Called FAS 115, this new standard is the first step in the eventual
change to valuing all the assets and liabilities belonging to
financial intermediaries under the fair value accounting method.
Thus, these changes will pose tremendous future implications for
three key business measures of a financial intermediary: *
Solvency: if the fair values of assets and liabilities are
out-of-step, then healthy companies may report negative net worth
and insolvent companies may appear to be in sound financial
condition.* Reported Earnings: if the fair values of assets and
liabilities are out of step, then reported earnings will not
accurately represent the financial operations of the company. *
Risk Management: FASB recently postponed the implementation of its
new rules on accounting for the use of derivatives instruments.

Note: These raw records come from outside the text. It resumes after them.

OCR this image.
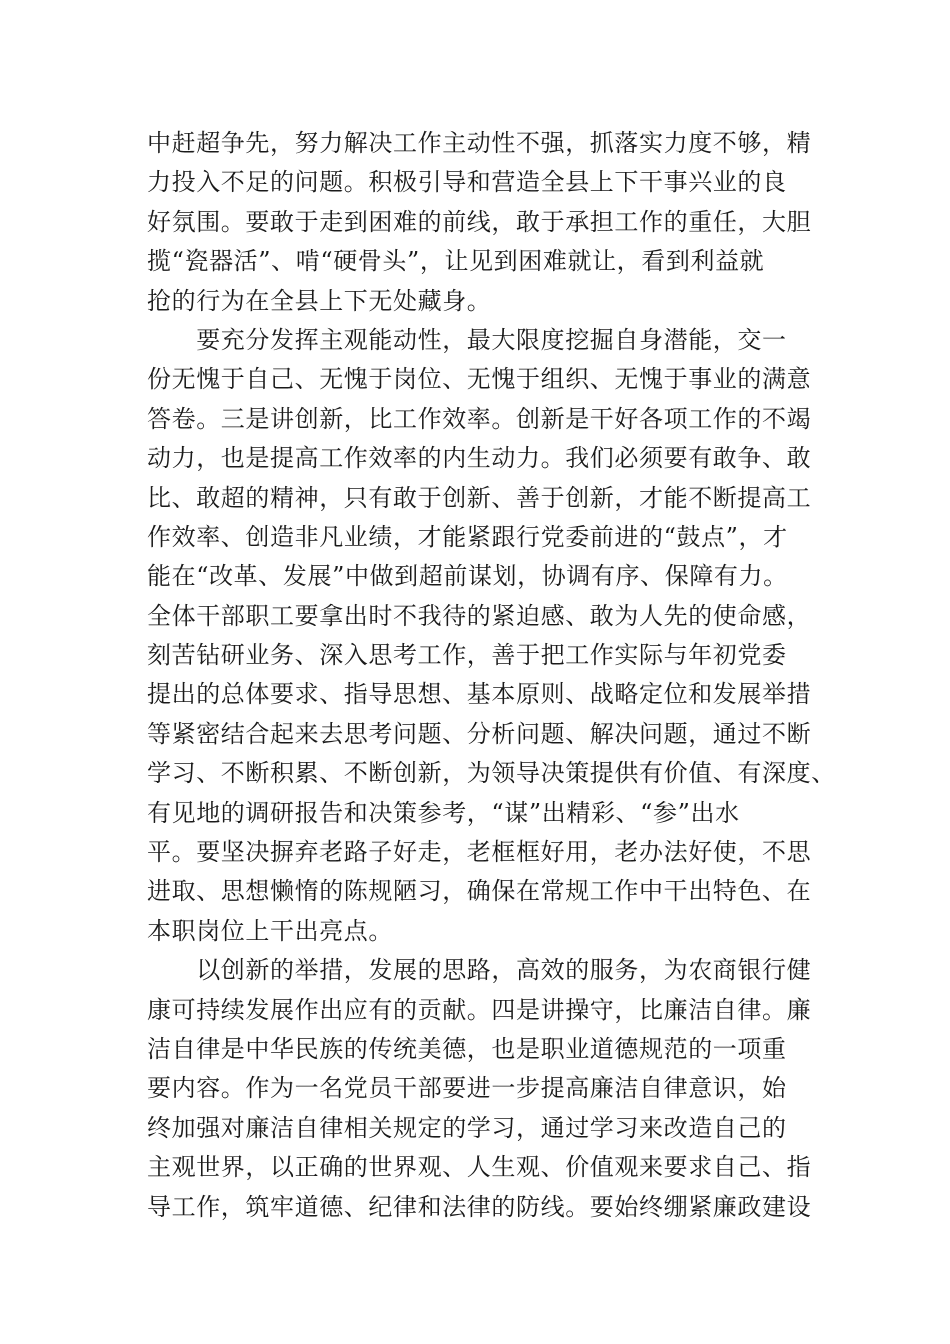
中赶超争先，努力解决工作主动性不强，抓落实力度不够，精
力投入不足的问题。积极引导和营造全县上下干事兴业的良
好氛围。要敢于走到困难的前线，敢于承担工作的重任，大胆
揽“瓷器活”、啃“硬骨头”，让见到困难就让，看到利益就
抢的行为在全县上下无处藏身。
　　要充分发挥主观能动性，最大限度挖掘自身潜能，交一
份无愧于自己、无愧于岗位、无愧于组织、无愧于事业的满意
答卷。三是讲创新，比工作效率。创新是干好各项工作的不竭
动力，也是提高工作效率的内生动力。我们必须要有敢争、敢
比、敢超的精神，只有敢于创新、善于创新，才能不断提高工
作效率、创造非凡业绩，才能紧跟行党委前进的“鼓点”，才
能在“改革、发展”中做到超前谋划，协调有序、保障有力。
全体干部职工要拿出时不我待的紧迫感、敢为人先的使命感，
刻苦钻研业务、深入思考工作，善于把工作实际与年初党委
提出的总体要求、指导思想、基本原则、战略定位和发展举措
等紧密结合起来去思考问题、分析问题、解决问题，通过不断
学习、不断积累、不断创新，为领导决策提供有价值、有深度、
有见地的调研报告和决策参考，“谋”出精彩、“参”出水
平。要坚决摒弃老路子好走，老框框好用，老办法好使，不思
进取、思想懒惰的陈规陋习，确保在常规工作中干出特色、在
本职岗位上干出亮点。
　　以创新的举措，发展的思路，高效的服务，为农商银行健
康可持续发展作出应有的贡献。四是讲操守，比廉洁自律。廉
洁自律是中华民族的传统美德，也是职业道德规范的一项重
要内容。作为一名党员干部要进一步提高廉洁自律意识，始
终加强对廉洁自律相关规定的学习，通过学习来改造自己的
主观世界，以正确的世界观、人生观、价值观来要求自己、指
导工作，筑牢道德、纪律和法律的防线。要始终绷紧廉政建设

However, if the final set of rules for figuring the fair value of
derivatives is not carefully crafted, it may be possible that
companies prudently hedging their risks are subject to penalties in
their financial reports, while companies taking greater risks
appear to have less volatile financial performance. Compared to
banks and other financial intermediaries, life insurance companies
have the longest term and most complex liabilities, and hence the
new FASB requirement poses the most severe challenges to the life
insurance industry. The lessons learned from the debate among life
insurance academics and professionals about how respond to the fair
value reporting rule will be instructive to their counterparts in
other sectors of the insurance industry, as well as those involved
with other financial institutions.Of particular note are the two
papers which comprise Part III. The first provides examples of the
fair valuing of annuity contracts, while the second offers examples
of the fair valuing of term insurance products. As the papers
collected in The Fair Value of Insurance Business extend and update
some of the issues treated in a previous Salomon Center conference
volume, The Fair Value of Insurance Liabilities, this new volume
may be viewed as a companion to the earlier book.